Le sénateur Angus : Il y a des exceptions à cette règle dans notre comité.

Le sénateur Grafstein : C'est une condition préalable pour tout projet de loi.

Le sénateur Cochrane : Ne disait-on pas dans le rapport que l'eau potable saine était sous la responsabilité des provinces?

Le sénateur Grafstein : Non, cela ne figurait pas dans le rapport du comité. Cet avis a été émis par la suite. C'était l'opinion de certains membres qui voyaient des objections à cet égard, mais selon moi, c'était une simple question d'opinion.

Sénateur, nous avons l'opinion claire et nette du juge O'Connor à ce sujet. Elle est énoncée ici. Je vous ai cité des extraits du rapport en indiquant la page, et tous les membres du comité peuvent avoir accès à ce document.

Le sénateur Cochrane : Avez-vous eu, depuis, des discussions avec les fonctionnaires du ministère?

Le sénateur Grafstein : Non.

Le sénateur Cochrane : Aucune?

Le sénateur Grafstein : Non.

Le sénateur Cochrane : Les choses ne sont pas allées plus loin après votre dernière comparution devant notre comité et maintenant, vous revenez nous voir avec le même projet de loi, n'est-ce pas?

Le sénateur Grafstein : Le projet de loi est mort au Feuilleton après que le comité l'a approuvé à l'unanimité, sans amendement.
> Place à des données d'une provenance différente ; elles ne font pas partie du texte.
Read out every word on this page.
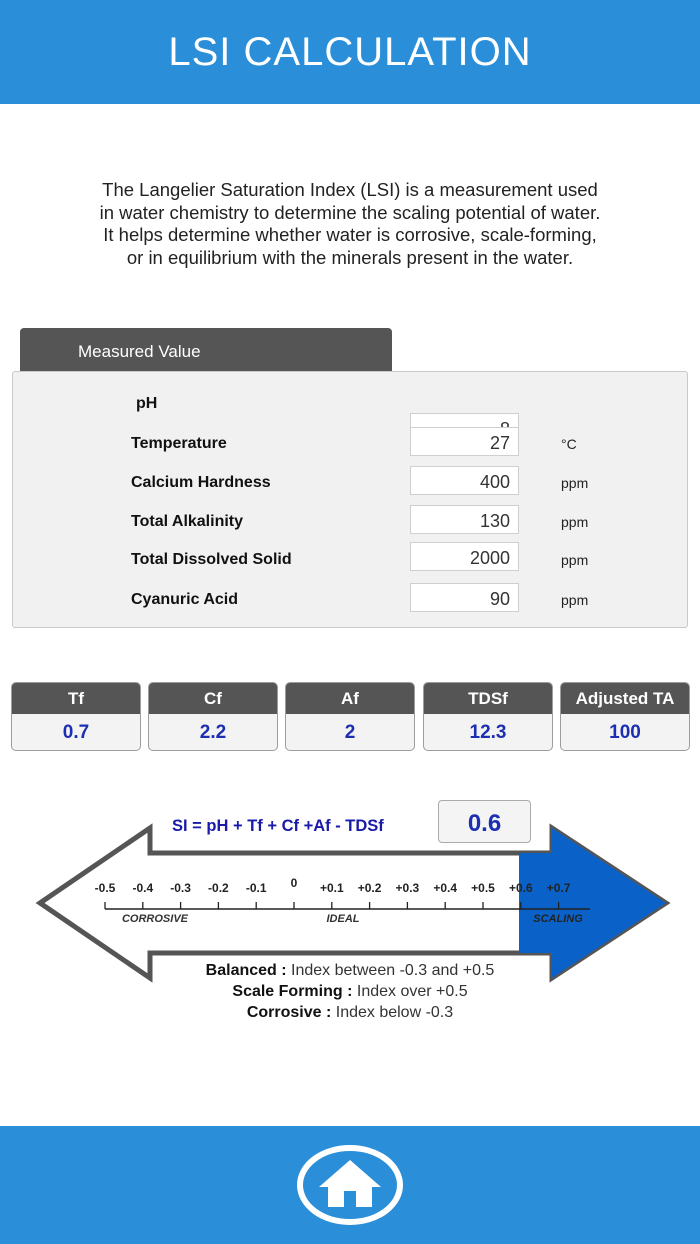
LSI CALCULATION
The Langelier Saturation Index (LSI) is a measurement used
in water chemistry to determine the scaling potential of water.
It helps determine whether water is corrosive, scale-forming,
or in equilibrium with the minerals present in the water.
Measured Value
pH
8
Temperature
27	°C
Calcium Hardness
400	ppm
Total Alkalinity
130	ppm
Total Dissolved Solid
2000	ppm
Cyanuric Acid
90	ppm
Tf
0.7
Cf
2.2
Af
2
TDSf
12.3
Adjusted TA
100
SI = pH + Tf + Cf +Af - TDSf	0.6
-0.5 -0.4 -0.3 -0.2 -0.1 0 +0.1 +0.2 +0.3 +0.4 +0.5 +0.6 +0.7
CORROSIVE	IDEAL	SCALING
Balanced : Index between -0.3 and +0.5
Scale Forming : Index over +0.5
Corrosive : Index below -0.3
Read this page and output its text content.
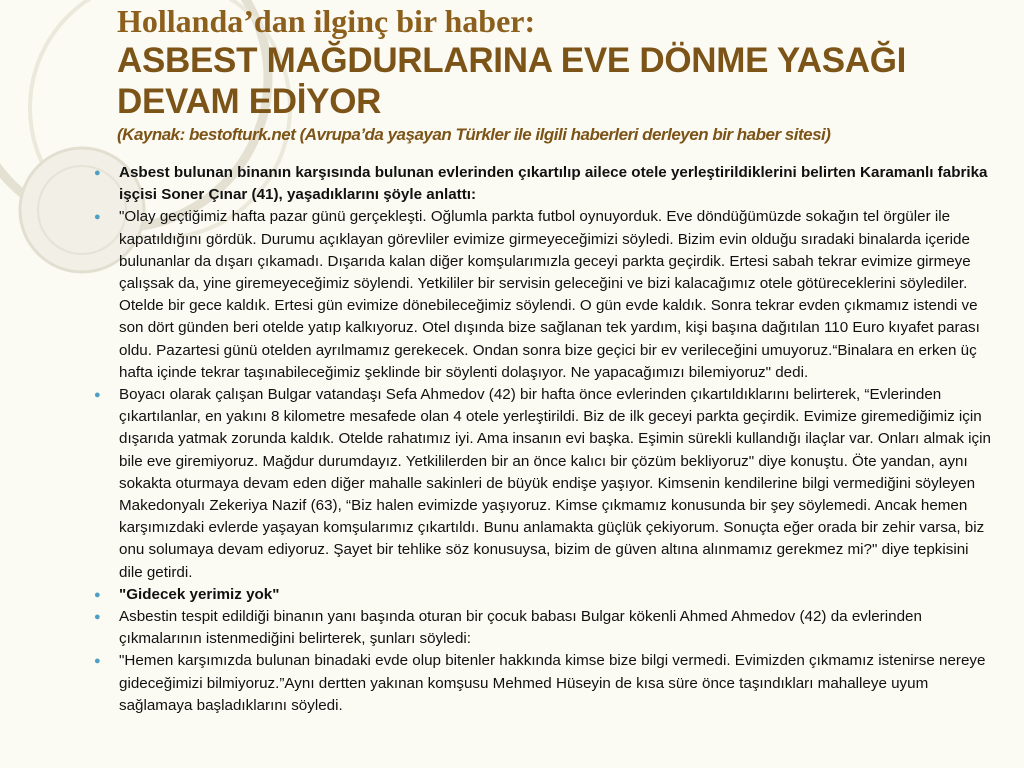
Hollanda’dan ilginç bir haber:
ASBEST MAĞDURLARINA EVE DÖNME YASAĞI DEVAM EDİYOR
(Kaynak: bestofturk.net (Avrupa’da yaşayan Türkler ile ilgili haberleri derleyen bir haber sitesi)
●	Asbest bulunan binanın karşısında bulunan evlerinden çıkartılıp ailece otele yerleştirildiklerini belirten Karamanlı fabrika işçisi Soner Çınar (41), yaşadıklarını şöyle anlattı:
●	"Olay geçtiğimiz hafta pazar günü gerçekleşti. Oğlumla parkta futbol oynuyorduk. Eve döndüğümüzde sokağın tel örgüler ile kapatıldığını gördük. Durumu açıklayan görevliler evimize girmeyeceğimizi söyledi. Bizim evin olduğu sıradaki binalarda içeride bulunanlar da dışarı çıkamadı. Dışarıda kalan diğer komşularımızla geceyi parkta geçirdik. Ertesi sabah tekrar evimize girmeye çalışsak da, yine giremeyeceğimiz söylendi. Yetkililer bir servisin geleceğini ve bizi kalacağımız otele götüreceklerini söylediler. Otelde bir gece kaldık. Ertesi gün evimize dönebileceğimiz söylendi. O gün evde kaldık. Sonra tekrar evden çıkmamız istendi ve son dört günden beri otelde yatıp kalkıyoruz. Otel dışında bize sağlanan tek yardım, kişi başına dağıtılan 110 Euro kıyafet parası oldu. Pazartesi günü otelden ayrılmamız gerekecek. Ondan sonra bize geçici bir ev verileceğini umuyoruz.“Binalara en erken üç hafta içinde tekrar taşınabileceğimiz şeklinde bir söylenti dolaşıyor. Ne yapacağımızı bilemiyoruz" dedi.
●	Boyacı olarak çalışan Bulgar vatandaşı Sefa Ahmedov (42) bir hafta önce evlerinden çıkartıldıklarını belirterek, “Evlerinden çıkartılanlar, en yakını 8 kilometre mesafede olan 4 otele yerleştirildi. Biz de ilk geceyi parkta geçirdik. Evimize giremediğimiz için dışarıda yatmak zorunda kaldık. Otelde rahatımız iyi. Ama insanın evi başka. Eşimin sürekli kullandığı ilaçlar var. Onları almak için bile eve giremiyoruz. Mağdur durumdayız. Yetkililerden bir an önce kalıcı bir çözüm bekliyoruz" diye konuştu. Öte yandan, aynı sokakta oturmaya devam eden diğer mahalle sakinleri de büyük endişe yaşıyor. Kimsenin kendilerine bilgi vermediğini söyleyen Makedonyalı Zekeriya Nazif (63), “Biz halen evimizde yaşıyoruz. Kimse çıkmamız konusunda bir şey söylemedi. Ancak hemen karşımızdaki evlerde yaşayan komşularımız çıkartıldı. Bunu anlamakta güçlük çekiyorum. Sonuçta eğer orada bir zehir varsa, biz onu solumaya devam ediyoruz. Şayet bir tehlike söz konusuysa, bizim de güven altına alınmamız gerekmez mi?" diye tepkisini dile getirdi.
●	"Gidecek yerimiz yok"
●	Asbestin tespit edildiği binanın yanı başında oturan bir çocuk babası Bulgar kökenli Ahmed Ahmedov (42) da evlerinden çıkmalarının istenmediğini belirterek, şunları söyledi:
●	"Hemen karşımızda bulunan binadaki evde olup bitenler hakkında kimse bize bilgi vermedi. Evimizden çıkmamız istenirse nereye gideceğimizi bilmiyoruz.”Aynı dertten yakınan komşusu Mehmed Hüseyin de kısa süre önce taşındıkları mahalleye uyum sağlamaya başladıklarını söyledi.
Je l'ai ensuite déposé de nouveau et depuis, j'ai réitéré tous mes arguments et j'ai essayé de mettre mes dossiers à jour de mon mieux. Le projet de loi a été adopté en deuxième lecture. Comme vous vous en souviendrez, en deuxième lecture, le sénateur Keon a soulevé certaines questions et il a été convaincu que le projet de loi devait être renvoyé au comité. Le Sénat l'a approuvé à l'unanimité en deuxième lecture. J'ai supposé que s'il suscitait des objections, elles seraient soulevées en deuxième lecture. Je pense avoir répondu à toutes les objections émises au Sénat en deuxième lecture et je n'ai eu aucune nouvelle des fonctionnaires depuis lors.
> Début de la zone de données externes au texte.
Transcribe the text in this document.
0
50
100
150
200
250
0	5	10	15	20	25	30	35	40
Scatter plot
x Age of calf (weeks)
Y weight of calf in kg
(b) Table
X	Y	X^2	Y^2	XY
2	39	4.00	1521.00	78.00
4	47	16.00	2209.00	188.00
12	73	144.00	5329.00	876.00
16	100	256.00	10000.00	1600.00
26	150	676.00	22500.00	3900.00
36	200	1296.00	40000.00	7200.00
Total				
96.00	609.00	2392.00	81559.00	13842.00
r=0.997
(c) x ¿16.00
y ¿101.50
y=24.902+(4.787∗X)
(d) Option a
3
Le sénateur Cochrane : Je veux quand même vous rappeler que nous avons de nouveaux membres à notre comité.

Le sénateur Grafstein : Je sais que nous avons de nouveaux membres.

Le sénateur Cochrane : Pourriez-vous être le plus explicite possible pour nos nouveaux membres.

Le sénateur Grafstein : J'en suis conscient. Voilà pourquoi j'ai pris un peu plus de temps pour retracer l'historique de ce projet de loi, afin de mettre les nouveaux membres au courant.

Le sénateur Angus : Bienvenue à vous, sénateur Grafstein. On vous voit souvent devant les comités, ces jours-ci. Je vous ai vu à la télévision l'autre jour, à un comité de la Chambre des communes qui étudiait un projet de loi sur le terrorisme, le projet de loi C-25.

Le sénateur Grafstein : Oui, sénateur, j'étais là au nom de votre comité et de mon comité, le Comité sénatorial permanent des banques et du commerce.

Le sénateur Angus : Vous accomplissez un merveilleux travail avec ces projets de loi d'initiative parlementaire. Je sais combien de travail cela représente et que vous le faites dans l'intérêt public plutôt que pour défendre un intérêt privé quelconque ou un intérêt partisan, et je vous en félicite.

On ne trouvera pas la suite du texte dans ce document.